3.3. Definition der Schlüsselkompetenzen
Der Psychiater/Psychotherapeut:
(1) Erkennt die Konsequenzen aus seiner Stellung und seinen Aufgaben im Gesundheitssystem und
integriert die z.T. differierenden Rollenzuschreibungen, Störungsmodelle und Rahmenbedingungen in
seine Arbeit.
(2) Arbeitet mit den andern Akteuren des Versorgungssystems effektiv zusammen, koordiniert wo
indiziert und kommuniziert mündlich und schriftlich effizient mit den andern Versorgern.
(3) Verfügt neben seinen modell- und störungsspezifischen Kompetenzen über eine breite Palette
von allgemeinen psychotherapeutischen Techniken. Er kann diese mit modell- und
störungs¬spezifischen Psychotherapien bzw. Psychotherapie-Elementen kombinieren.

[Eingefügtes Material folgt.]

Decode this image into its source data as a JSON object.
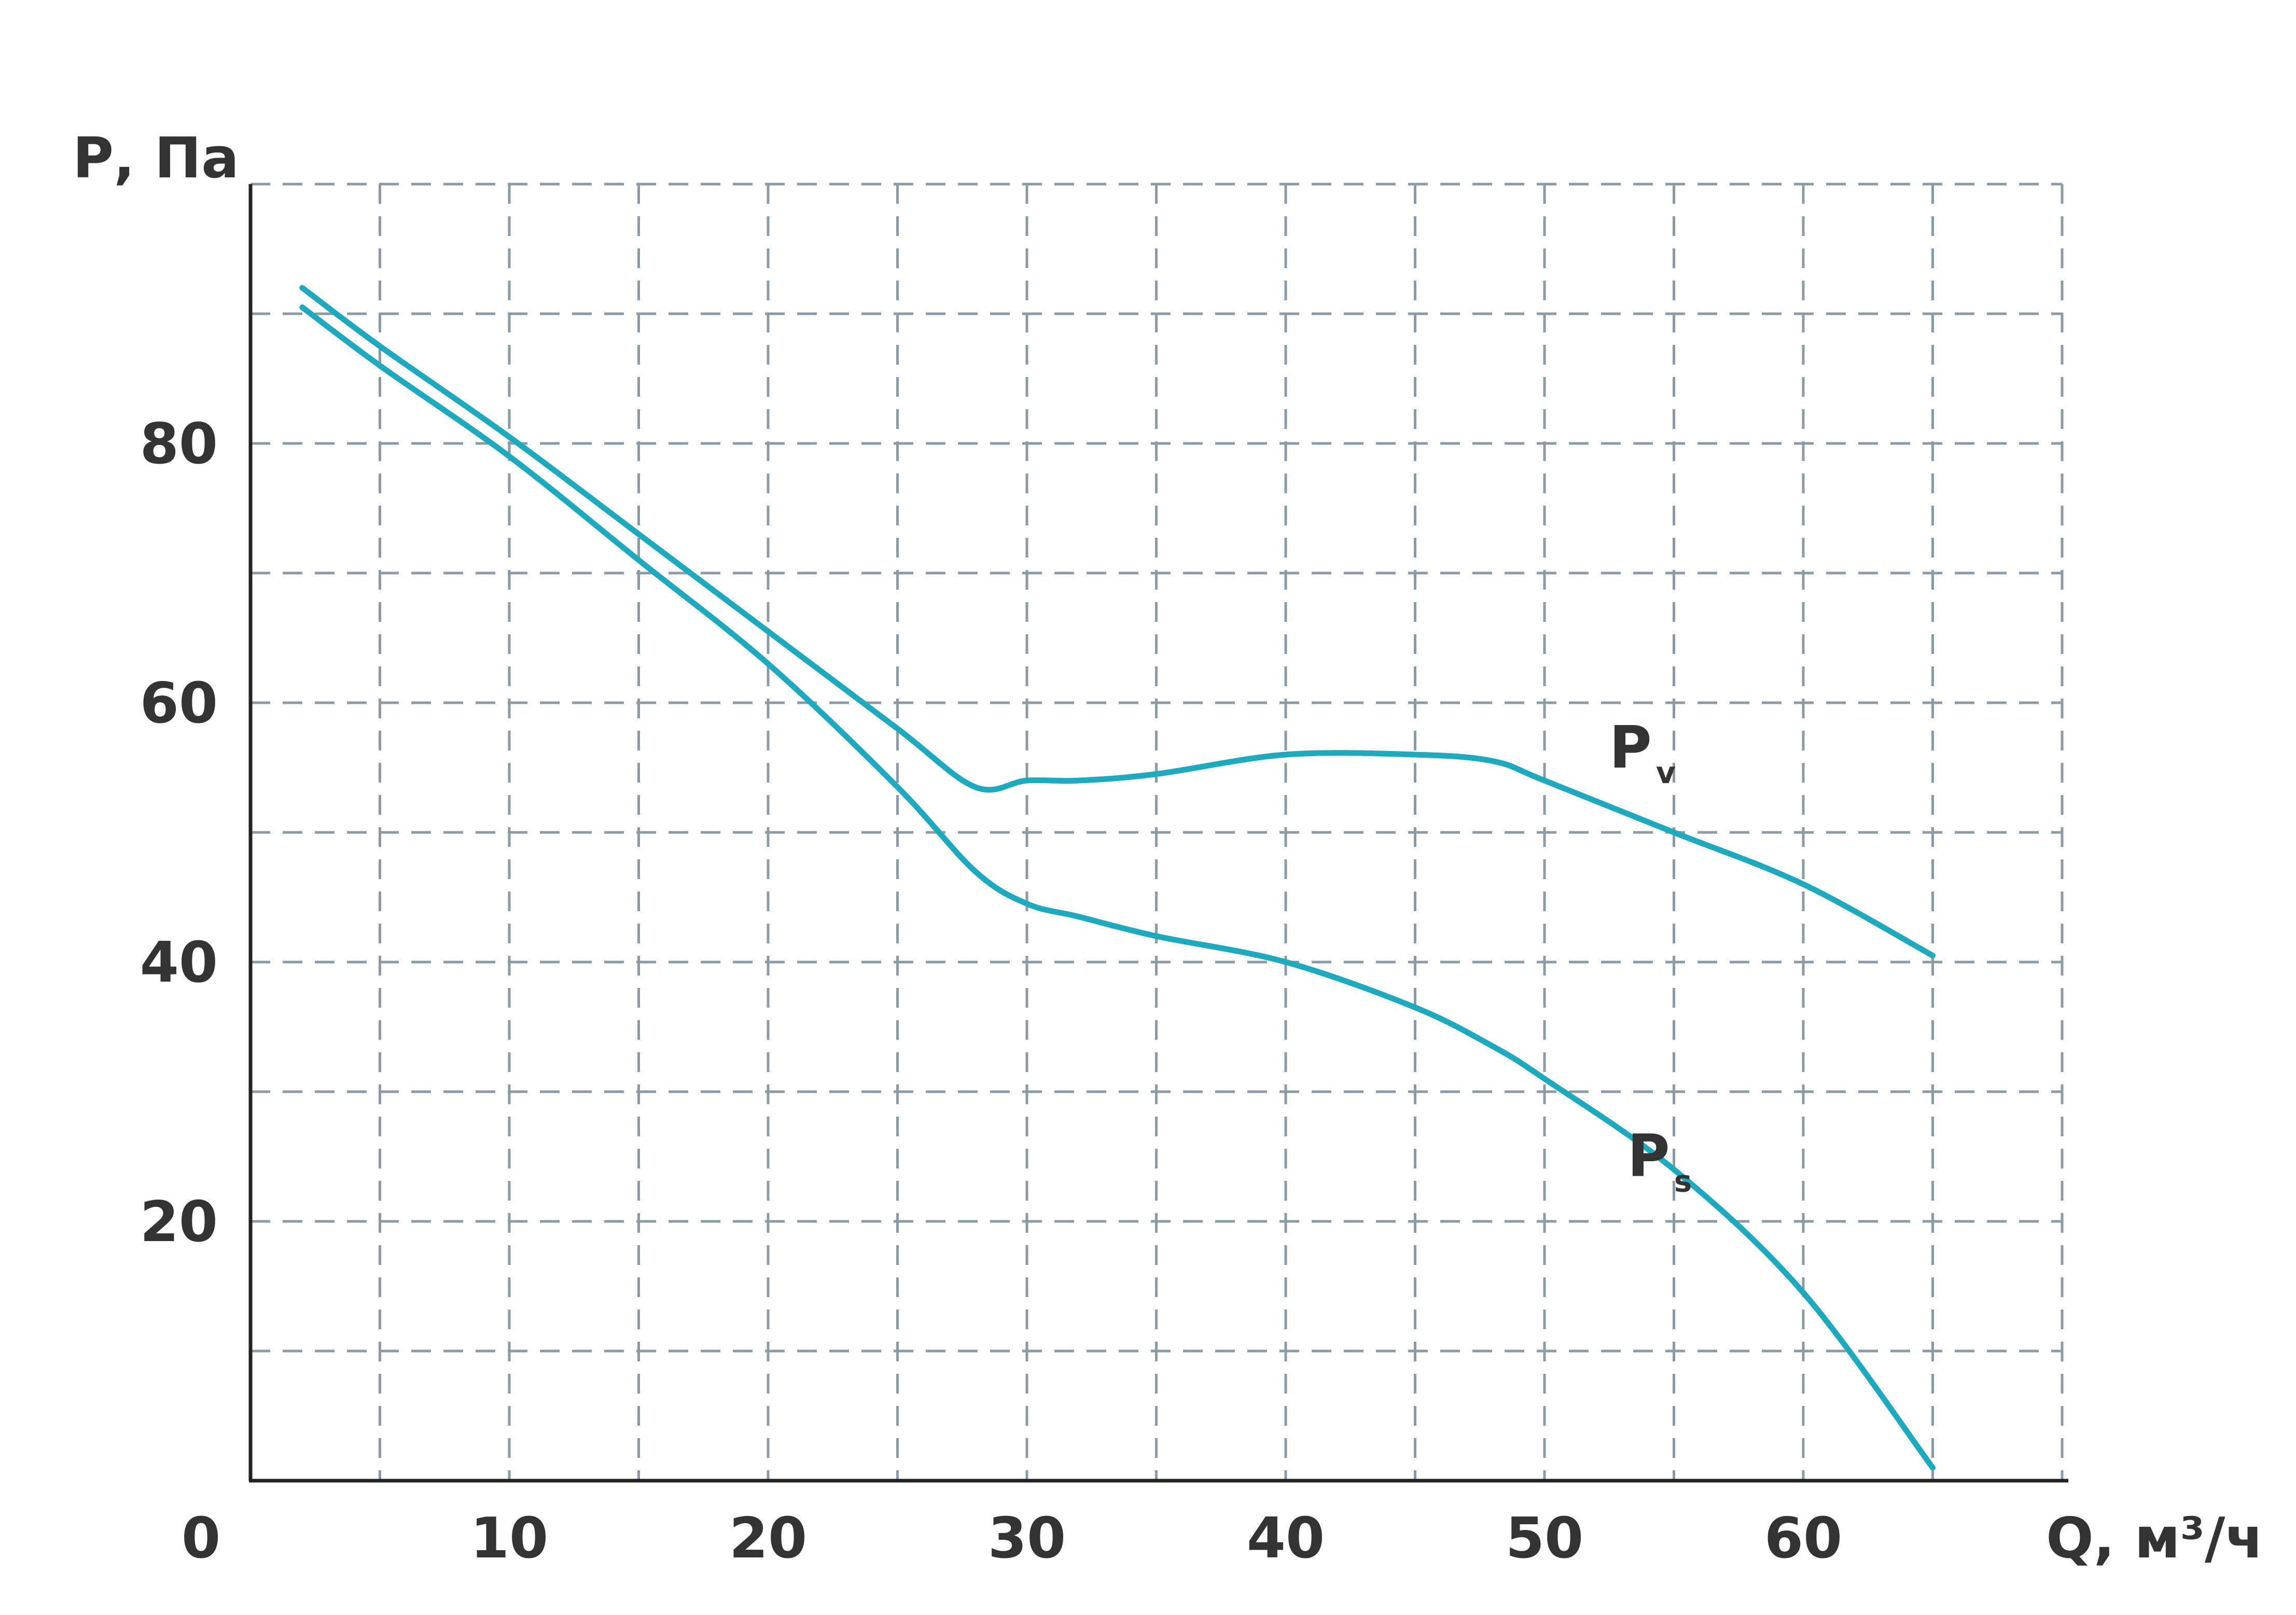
{
  "chart_data": {
    "type": "line",
    "title": "",
    "xlabel": "Q, м³/ч",
    "ylabel": "Р, Па",
    "origin_label": "0",
    "xlim": [
      0,
      70
    ],
    "ylim": [
      0,
      100
    ],
    "x_ticks": [
      10,
      20,
      30,
      40,
      50,
      60
    ],
    "y_ticks": [
      20,
      40,
      60,
      80
    ],
    "x_minor_grid": [
      5,
      15,
      25,
      35,
      45,
      55,
      65
    ],
    "y_minor_grid": [
      10,
      30,
      50,
      70,
      90,
      100
    ],
    "grid": true,
    "line_color": "#1fa9bf",
    "series": [
      {
        "name": "Pv",
        "label_main": "P",
        "label_sub": "v",
        "label_at": [
          52.5,
          55
        ],
        "x": [
          2,
          5,
          10,
          15,
          20,
          25,
          28,
          30,
          32,
          35,
          40,
          45,
          48,
          50,
          55,
          60,
          65
        ],
        "y": [
          92,
          87.5,
          80.5,
          73,
          65.5,
          58,
          53.5,
          54,
          54,
          54.5,
          56,
          56,
          55.5,
          54,
          50,
          46,
          40.5
        ]
      },
      {
        "name": "Ps",
        "label_main": "P",
        "label_sub": "s",
        "label_at": [
          53.2,
          23.5
        ],
        "x": [
          2,
          5,
          10,
          15,
          20,
          25,
          28,
          30,
          32,
          35,
          40,
          45,
          48,
          50,
          55,
          60,
          65
        ],
        "y": [
          90.5,
          86,
          79,
          71,
          63,
          53.5,
          47,
          44.5,
          43.5,
          42,
          40,
          36.5,
          33.5,
          31,
          24,
          14.5,
          1
        ]
      }
    ]
  }
}
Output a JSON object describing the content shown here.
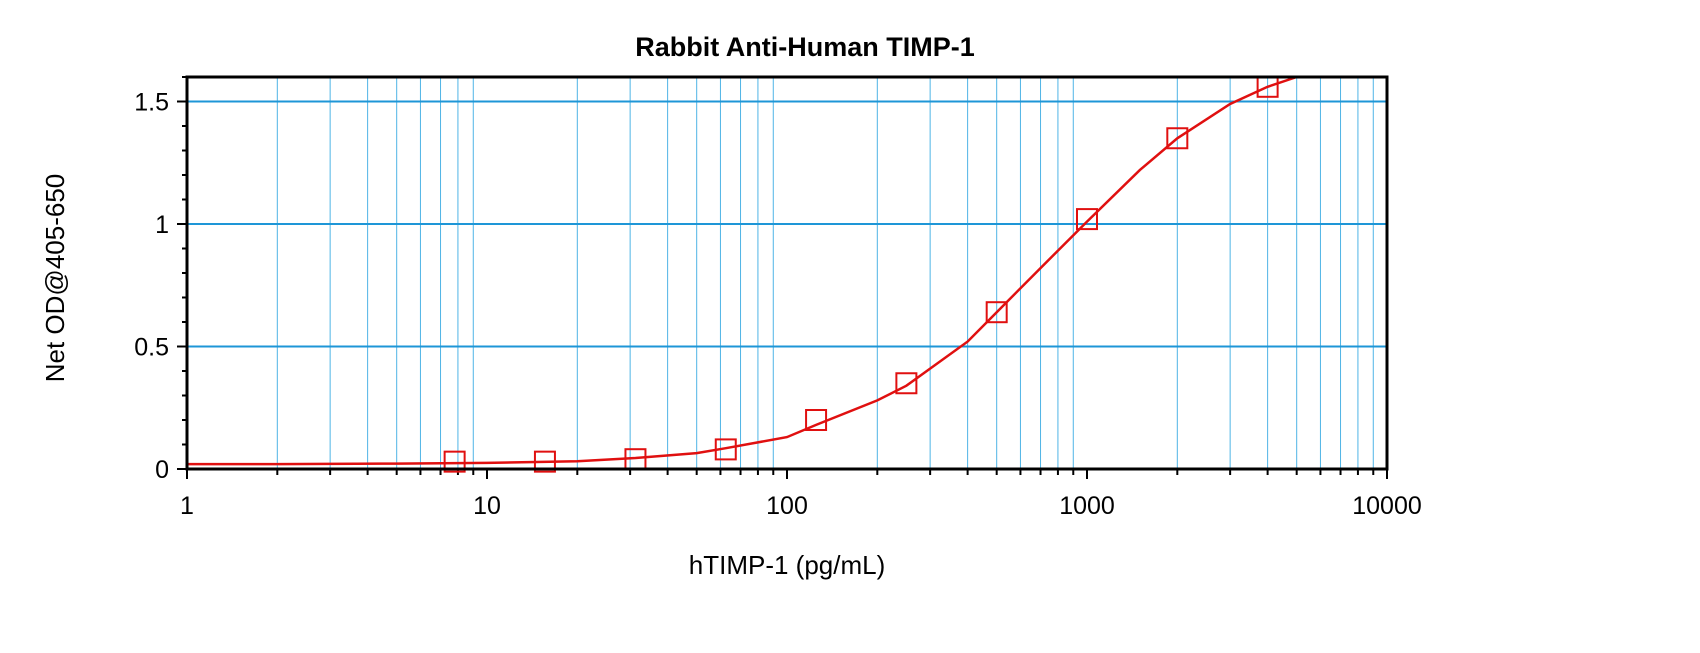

(4) Konzeptualisiert psychische Störungen biopsychosozial auf mehreren Achsen und erweitert die
psychiatrische Diagnostik entsprechend den Vorgaben seines Psychotherapiemodells. Er stellt die
Behandlungsindikation, definiert mit dem Patienten die Behandlungsziele und leitet daraus einen
Gesamtbehandlungsplan ab.
(5) Interveniert im Rahmen des Gesamtbehandlungsplans auf mehreren Achsen, kombiniert
psychotherapeutische Behandlungselemente wo notwendig. Er modifiziert seine Arbeitsweise
patientenorientiert, pragmatisch und kreativ je nach Ansprechbarkeit des Patienten, nach Art,
Schweregrad und Verlauf der Störung, gemäss dessen Umfeld und je nach Therapieverlauf.